Özgün tekniği ile oluşturduğu portre resimleri dikkat çeken, uluslararası arenada da portre ressamı olarak adından sıkça söz ettiren usta ressam Bahri Genç ile çalışmalarını sürdürdüğü İstanbul’daki atölyesinde buluştuk ve sanatı üzerine bir sohbet yaptık.
Keyifle okuyacaksınız.
Oğuz Kemal Özkan / KitaptanSanattan.com
- Tanımayanlar için kısaca Bahri Genç’i tanıtır mısınız ve resme ilginizin ne zaman, nasıl başladığını kısaca anlatır mısınız?
1963 Erzurum doğumluyum.1982’de İ.D.G.S.A.’ya girdim. 1992’de Mimar Sinan Üniversitesi Güzel Sanatlar Fakültesi Resim Bölümü Devrim Erbil Atölyesini yüksek resim mezunu olarak bitirdim.
Babam Köy Enstitülerini yarım bırakmış ve sanırım resim öğretmenleri ondaki resim yeteneğinin ortaya çıkmasına vesile olmasındandır ki ben de babamın yaptığı resimlerden etkilenmiştim ve bu sayede çocukluktan itibaren resimle tanışmış oldum.

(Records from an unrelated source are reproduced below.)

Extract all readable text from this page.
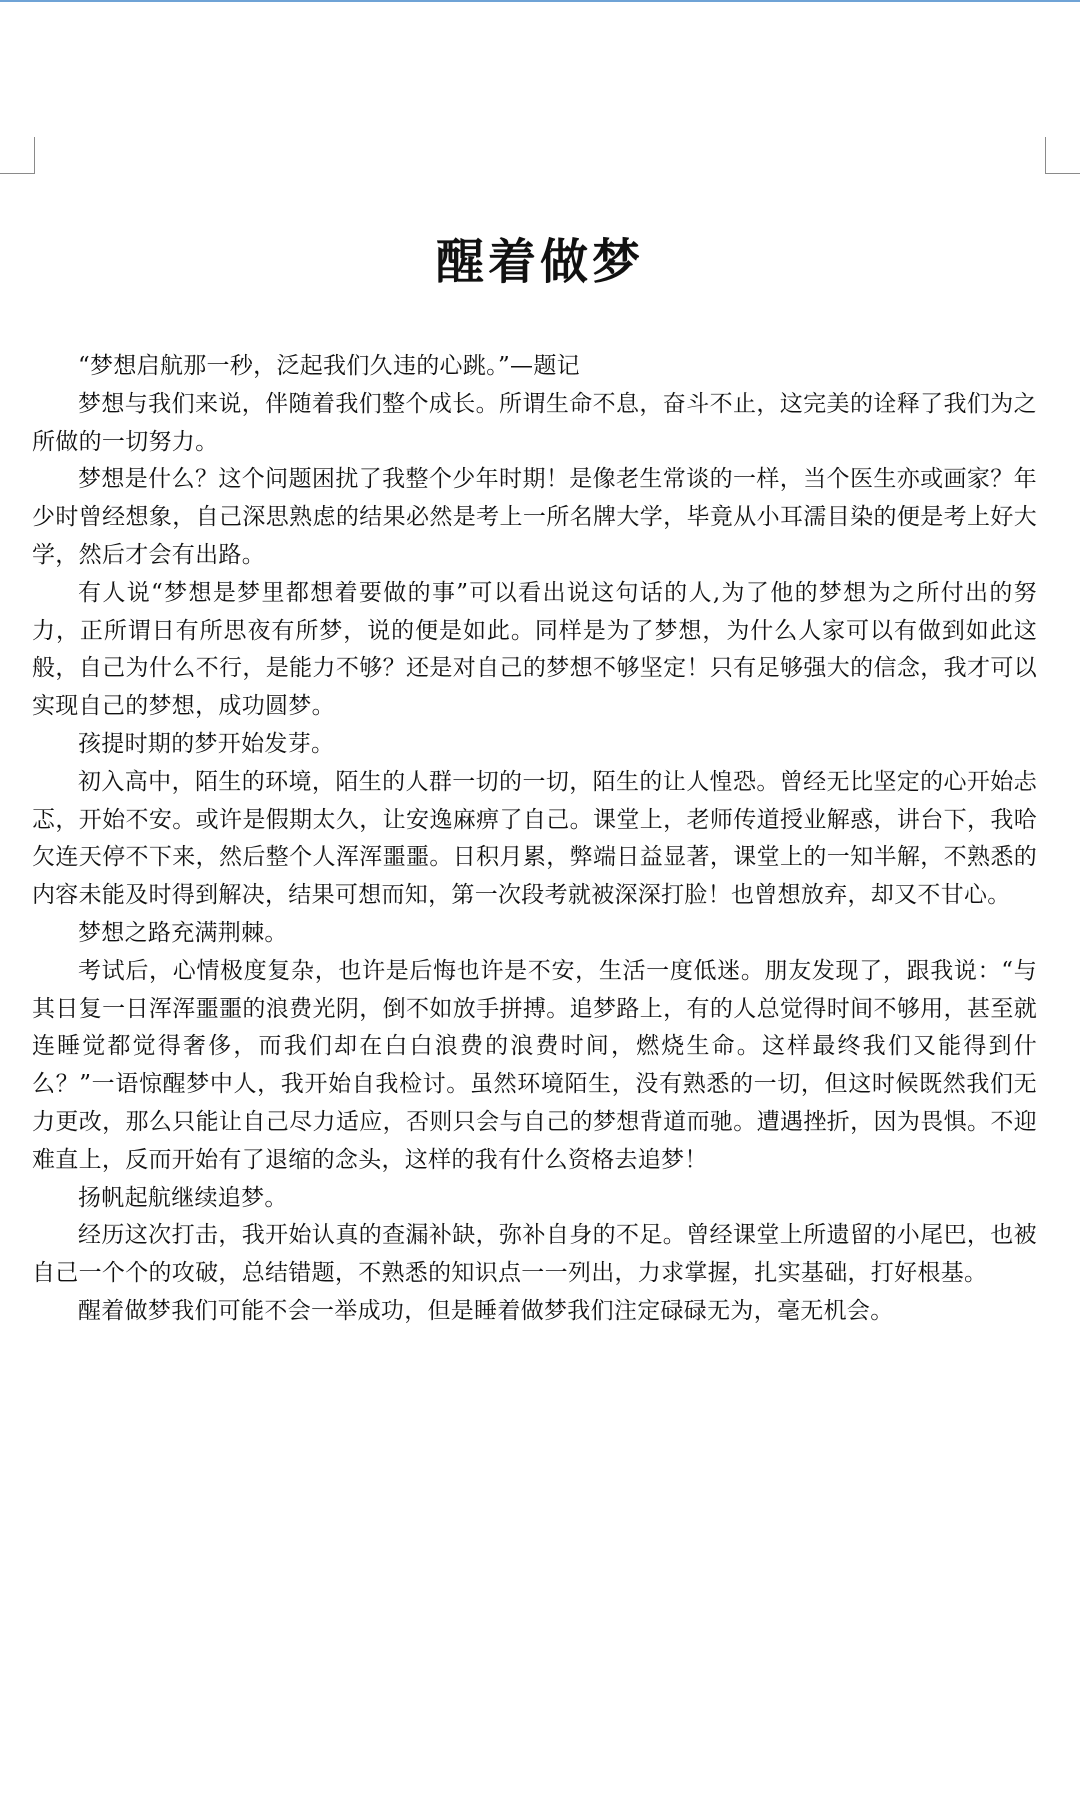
醒着做梦

“梦想启航那一秒，泛起我们久违的心跳。”—题记

梦想与我们来说，伴随着我们整个成长。所谓生命不息，奋斗不止，这完美的诠释了我们为之所做的一切努力。

梦想是什么？这个问题困扰了我整个少年时期！是像老生常谈的一样，当个医生亦或画家？年少时曾经想象，自己深思熟虑的结果必然是考上一所名牌大学，毕竟从小耳濡目染的便是考上好大学，然后才会有出路。

有人说“梦想是梦里都想着要做的事”可以看出说这句话的人,为了他的梦想为之所付出的努力，正所谓日有所思夜有所梦，说的便是如此。同样是为了梦想，为什么人家可以有做到如此这般，自己为什么不行，是能力不够？还是对自己的梦想不够坚定！只有足够强大的信念，我才可以实现自己的梦想，成功圆梦。

孩提时期的梦开始发芽。

初入高中，陌生的环境，陌生的人群一切的一切，陌生的让人惶恐。曾经无比坚定的心开始忐忑，开始不安。或许是假期太久，让安逸麻痹了自己。课堂上，老师传道授业解惑，讲台下，我哈欠连天停不下来，然后整个人浑浑噩噩。日积月累，弊端日益显著，课堂上的一知半解，不熟悉的内容未能及时得到解决，结果可想而知，第一次段考就被深深打脸！也曾想放弃，却又不甘心。

梦想之路充满荆棘。

考试后，心情极度复杂，也许是后悔也许是不安，生活一度低迷。朋友发现了，跟我说：“与其日复一日浑浑噩噩的浪费光阴，倒不如放手拼搏。追梦路上，有的人总觉得时间不够用，甚至就连睡觉都觉得奢侈，而我们却在白白浪费的浪费时间，燃烧生命。这样最终我们又能得到什么？”一语惊醒梦中人，我开始自我检讨。虽然环境陌生，没有熟悉的一切，但这时候既然我们无力更改，那么只能让自己尽力适应，否则只会与自己的梦想背道而驰。遭遇挫折，因为畏惧。不迎难直上，反而开始有了退缩的念头，这样的我有什么资格去追梦！

扬帆起航继续追梦。

经历这次打击，我开始认真的查漏补缺，弥补自身的不足。曾经课堂上所遗留的小尾巴，也被自己一个个的攻破，总结错题，不熟悉的知识点一一列出，力求掌握，扎实基础，打好根基。

醒着做梦我们可能不会一举成功，但是睡着做梦我们注定碌碌无为，毫无机会。
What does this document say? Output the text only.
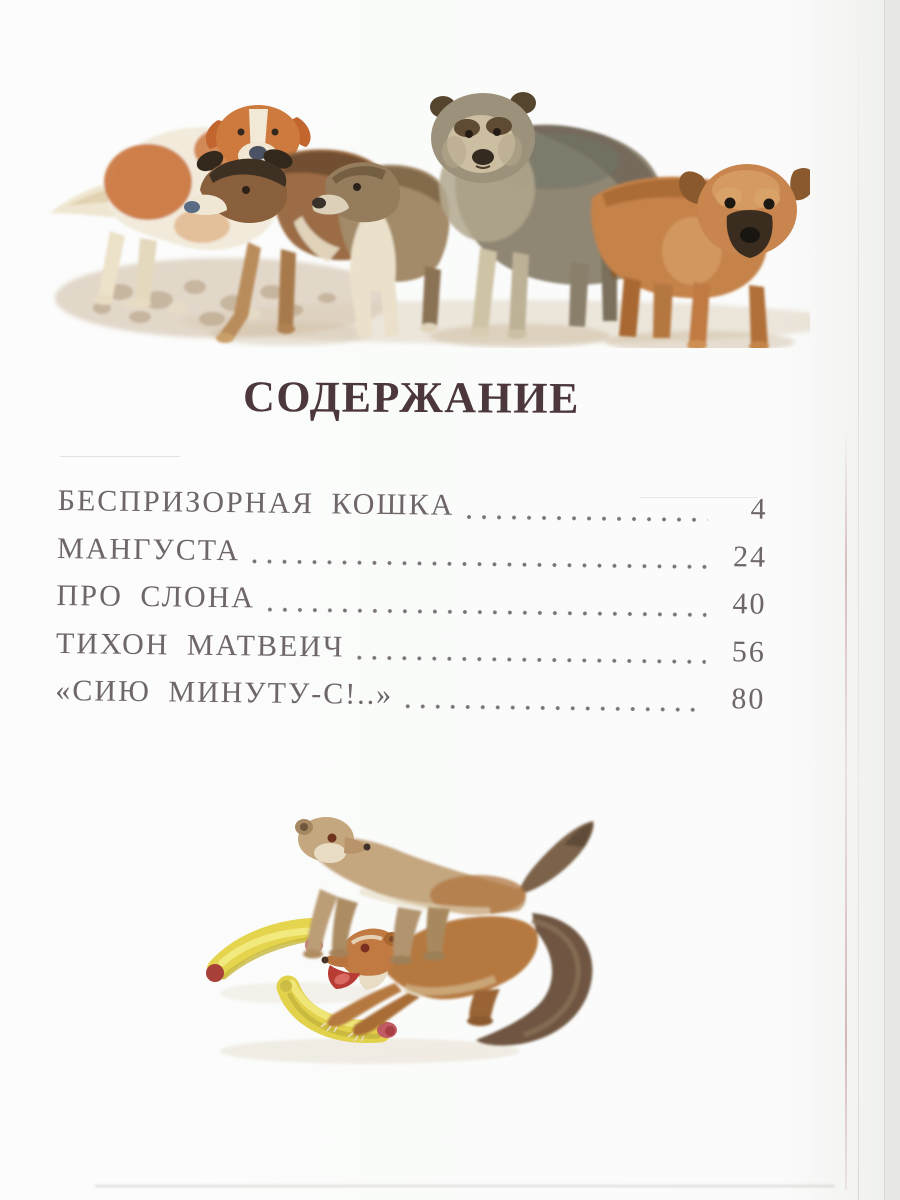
СОДЕРЖАНИЕ
БЕСПРИЗОРНАЯ КОШКА	4
МАНГУСТА	24
ПРО СЛОНА	40
ТИХОН МАТВЕИЧ	56
«СИЮ МИНУТУ-С!..»	80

‘İnsan yüzünün en son an ki görüntüsü geçmişte yaşadıklarının bir haritası’
- Portre ressamı olarak da nitelendiriliyorsunuz. Neden portre? Ve tekniğinizi de kısaca anlatır mısınız?
Orta okul ve lise yıllarında sebebini bilmeden portre yapmak ilgimi çekmişti. Akademiye başladığımda figüratif bir anlayışa yakın olan Neşet Günal atölyesinde bulunmakta önceleri benim için iyi bir şanstı. Sanat tarihinde özellikle portre ve figür alanında üstün başyapıtlar veren ressamlar ilgimi daha çok çekmişti. Örneğin Titian, Velazquez, Rembrandt, Frans Hals Lovis Corinth v.s o yıllarda natürmort, enteryör, peyzaj denemelerime rağmen portre yapmakta karar kıldım ve benim için tutku haline dönmüştü.
Portreyi neden sevdiğimi düşündüğüm zaman içimden gelen yanıt şu oluyor; insan yüzlerinin çok değişik biçimlerde olması ve zengin ifadeler taşıması beni bu yüzleri resmetmeye itiyor. İfade verebilmenin zor olması da portre yapmayı benim için daha çekici kılıyor.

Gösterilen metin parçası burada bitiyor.